TryQuiet / quiet

A private, p2p alternative to Slack and Discord built on Tor & IPFS
https://www.tryquiet.org
GNU General Public License v3.0
1.98k stars 86 forks source link

Handling non-latin script in usernames and channel names #2426

Open kingalg opened 7 months ago

kingalg commented 7 months ago

This is the next step after implementing https://github.com/TryQuiet/quiet/issues/2299. It requires more sophisticated handling of the non-latin script in usernames and channel names.

As per the. comment that Holmes left in #2299:

I'm adding this note on how to handle names in non-latin script for users (and possibly channel) without allowing homograph attacks.

The idea is to have a list of tuples of "confusable" glyphs and let you use any of them, but block you from using one if another registered name is the same except for the confusable glyphs.

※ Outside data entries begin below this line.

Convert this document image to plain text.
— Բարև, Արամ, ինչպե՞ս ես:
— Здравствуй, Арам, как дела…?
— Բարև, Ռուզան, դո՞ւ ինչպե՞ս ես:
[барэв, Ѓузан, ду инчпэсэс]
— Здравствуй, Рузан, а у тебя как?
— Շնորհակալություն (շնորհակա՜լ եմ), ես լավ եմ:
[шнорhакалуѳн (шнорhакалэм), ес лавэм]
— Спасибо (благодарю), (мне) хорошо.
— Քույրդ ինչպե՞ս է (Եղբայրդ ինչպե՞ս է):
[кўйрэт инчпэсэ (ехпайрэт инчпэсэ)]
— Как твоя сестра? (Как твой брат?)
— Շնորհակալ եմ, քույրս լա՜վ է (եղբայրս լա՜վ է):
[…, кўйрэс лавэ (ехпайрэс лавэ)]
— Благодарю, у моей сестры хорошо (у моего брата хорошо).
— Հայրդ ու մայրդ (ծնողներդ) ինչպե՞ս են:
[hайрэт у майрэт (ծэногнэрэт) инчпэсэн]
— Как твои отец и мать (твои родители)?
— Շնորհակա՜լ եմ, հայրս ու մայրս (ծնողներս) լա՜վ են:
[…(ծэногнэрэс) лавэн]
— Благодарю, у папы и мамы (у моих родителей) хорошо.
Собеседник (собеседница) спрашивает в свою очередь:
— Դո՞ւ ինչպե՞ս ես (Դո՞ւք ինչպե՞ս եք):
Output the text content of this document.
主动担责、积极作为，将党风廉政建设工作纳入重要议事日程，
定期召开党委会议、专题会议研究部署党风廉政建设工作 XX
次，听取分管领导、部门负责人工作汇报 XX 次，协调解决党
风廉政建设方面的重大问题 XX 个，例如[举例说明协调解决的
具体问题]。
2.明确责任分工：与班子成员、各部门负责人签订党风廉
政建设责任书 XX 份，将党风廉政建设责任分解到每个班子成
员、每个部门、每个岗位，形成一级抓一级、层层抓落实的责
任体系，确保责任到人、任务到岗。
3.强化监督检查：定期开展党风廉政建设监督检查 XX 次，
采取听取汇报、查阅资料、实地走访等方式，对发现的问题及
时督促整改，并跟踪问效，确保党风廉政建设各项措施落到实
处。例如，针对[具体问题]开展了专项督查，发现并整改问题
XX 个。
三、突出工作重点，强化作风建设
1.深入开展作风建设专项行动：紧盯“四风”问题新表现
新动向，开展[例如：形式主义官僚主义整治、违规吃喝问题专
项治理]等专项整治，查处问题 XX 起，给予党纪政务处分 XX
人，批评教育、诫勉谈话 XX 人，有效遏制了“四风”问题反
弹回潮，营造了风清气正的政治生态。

https://unicode.org/reports/tr46/#Registries

Libraries like this one may help but I'm not sure yet: https://github.com/oozcitak/uts46

Here was the response I received to my question:

look at IDNA2008 and UTS46. As a general rule, unicode is meant for display and not string comparison. Each protocol, that supports unicode tends to handle this differently... But usually they require conversion to "A-Labels" before comparing presented and reference identifiers. For example https://datatracker.ietf.org/doc/rfc9525/ & https://datatracker.ietf.org/doc/draft-ietf-lamps-rfc8398bis/. Part of the reason for UTS46 popularity is the common library support for it.